The engine ceased, the blade and rotor whirled slowly to a stop and something wet and white hit the windshield. Adam looked up and snow began to fall.
Everyone streamed out in orderly fashion. Adam was the last out of the chopper. He stepped out with his mother on his shoulder and proceeded to gently place her on the white-powdered ground. With a snap of his finger, threads of golden silk began to circle Thalia’s body as if some invisible and enchanted arachnid was wrapping her up. Adam got on one knee, placed his hand over Thalia’s chest and bowed his head. His pulled his lips back and he began to weep. “I’m so sorry,” he said through his sobs. “I should have stopped them.”
Cindy walked up to Adam from behind and placed her hand on his burnt back.
“Don’t touch me,” he said gruffly. Pain had manipulated his mood. “I could have defended her, but I didn’t.”
“Well, from what I gathered, from the Apocryphon, you had no choice in the matter,” she said.
Adam turned around as the snow began to fall heavily, covering Cindy’s straight and silky hair. He felt the snowflakes cool the fresh, opened wounds that littered his entire body. He
then placed his blackened hands on Cindy’s shoulders and asked, “Where’s the Apocryphon?”
“It’s in my bag, inside the helicopter.”
“Can you get it?”
Cindy snatched the backpack out of the helicopter and handed it to Adam. He pulled out the large red book and began thumbing through it. Although Adam knew of the prophetic outcome, he didn’t know of its machinations. His brows scrunched with agitation. Something he’d found inside the book bothered him. “This is incredible, all is documented, but...but where are the last pages?” he asked.
“What do you mean?” Cindy asked, grabbing the book from Adam’s hands and inspecting it herself.
“Someone tore out the pages.”
“This isn’t right,” Cindy said, as she massaged the torn edges. “Yeah, you’re right...what the hell?”
The wind howled and the snowfall increased. The temperature suddenly dropped.
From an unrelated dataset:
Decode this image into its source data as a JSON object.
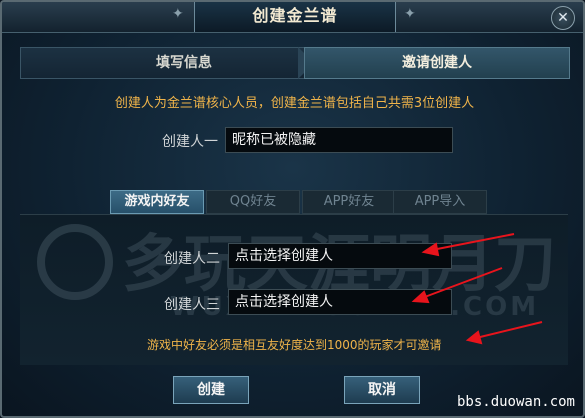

Frost blanketed the top of the mountain. The ground turned white and snowfall rose, reaching the tops of everyone’s ankles.
Cindy turned around and faced the group. “Did any of you tear the pages from this book?”
Everyone’s lips remained flat. Eyes neutral. No one emitted suspicion.
She looked toward Adam and pleaded, “I’m sorry...I read through two-thirds of this book. I don’t know what the rest meant. I don’t understand why anyone would do this...I didn’t notice any torn pages before. Dammit...”
Just beyond the snowfall at the edge of the mountain they could see the city engulfed in flames. Countless plumes of black smoke rose hundreds of feet into the air. The glow from the pockets and pools of magma sparkled from a distance. Jrue’s fire looked slow-moving from 10,000 feet above sea level, but the reality was that it was approaching fast, like a swarm of incendiary locusts.
The darkened sky above their heads swirled. Purple and reddish hues emerged, dotting the dark clouds with long sherbet-colored stripes. The top of the mountain rumbled. Rocks tumbled down the granite slopes. Up above, at the center of the black brume churn, a dozen Seraphs appeared, flying in circles, shrieking.